Re: LAO LETTER FO SUNG and LAO LETTER FO TAM

From: Asmus Freytag (asmusf@ix.netcom.com)
Date: Fri Oct 21 2005 - 21:17:51 CST

  • Next message: Asmus Freytag: "Re: LAO LETTER FO SUNG and LAO LETTER FO TAM"

    On 10/19/2005 2:07 PM, Philippe Verdy wrote:

    > I see only one way to solve the problem, if the normative name can't
    > be changed: adding a usage notice in the standard (in the names list
    > file), revealing their effective semantic, so that no font will be
    > made erroneously, and texts or keyboards later encoded with the wrong
    > codepoint.
    >
    You will find a number of such notices in the nameslist already.

    > Without such notice published with the standard itself, this standard
    > remains confusive (and given that the representative glyph is not
    > completely normative and can be changed at any time for another or
    > less confusive representation of some encoded character, users may
    > favor the interpretation given by the normative character name, hence
    > generating encoding errors...).

    Glyphs are indeed not normative, because no single glyph ever captures
    the entire range of visual appearance for the character.

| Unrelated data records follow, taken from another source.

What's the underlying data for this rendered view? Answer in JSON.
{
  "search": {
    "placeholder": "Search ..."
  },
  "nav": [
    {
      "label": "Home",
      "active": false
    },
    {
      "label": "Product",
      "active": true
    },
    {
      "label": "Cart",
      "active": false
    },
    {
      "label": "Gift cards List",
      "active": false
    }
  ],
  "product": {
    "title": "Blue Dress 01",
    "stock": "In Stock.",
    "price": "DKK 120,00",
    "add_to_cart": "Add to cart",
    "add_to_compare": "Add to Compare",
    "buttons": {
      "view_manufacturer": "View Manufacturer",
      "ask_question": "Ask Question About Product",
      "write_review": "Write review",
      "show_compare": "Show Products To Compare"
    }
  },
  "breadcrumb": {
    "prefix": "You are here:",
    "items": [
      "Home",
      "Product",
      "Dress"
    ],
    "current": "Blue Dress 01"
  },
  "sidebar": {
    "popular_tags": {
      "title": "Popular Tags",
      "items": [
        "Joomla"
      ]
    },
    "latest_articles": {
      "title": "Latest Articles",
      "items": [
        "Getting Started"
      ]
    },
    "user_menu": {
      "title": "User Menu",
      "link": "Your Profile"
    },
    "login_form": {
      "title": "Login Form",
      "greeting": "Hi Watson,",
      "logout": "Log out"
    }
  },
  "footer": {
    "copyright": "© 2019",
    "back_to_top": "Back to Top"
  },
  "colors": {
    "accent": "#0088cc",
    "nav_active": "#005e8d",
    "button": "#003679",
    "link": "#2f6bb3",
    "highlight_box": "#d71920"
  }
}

Nevertheless
    there are limits on what changes can be made to a glyph, the most
    important of them being that the change in glyph must respect the
    underlying character identity.

    > Note that the encoding order is just a possible hint of the effective
    > letter, but it is not normative regarding collation in Lao, where a
    > tailored collation and some preprocessing is still needed to manage
    > the effective Lao sort algorithm...
    >
    > A good option would then be to provide the effective Lao letter names
    > using Lao orthography and spelling (something that is missing anyway
    > in the standard, that just published english names that are often
    > unrelated to their actual usage; the English character names are only
    > good in the standard itself for languages sharing the same Latin
    > script, otherwise it should have adopted as much as possible the
    > strictected rules for the roman transliteration from the most common
    > language using that script, and for the case of Han, Unicode and
    > ISO/IEC 10646 did not even chose to give any Roman names for the
    > characters, not even any form of Pinyin or simple transliteration from
    > Kana).

    The rules of the game are: anyone can translate the character names.
    They can even be translated into English. In other words, the immutable
    names are formal identifiers, but they do not necessarily match with the
    most common (or 'best') name in any given language, not even English.
    Once you understand that, you can focus on what the standard provides,
    and if you need something more (like a better name for a user interface)
    you know that it's outside the scope.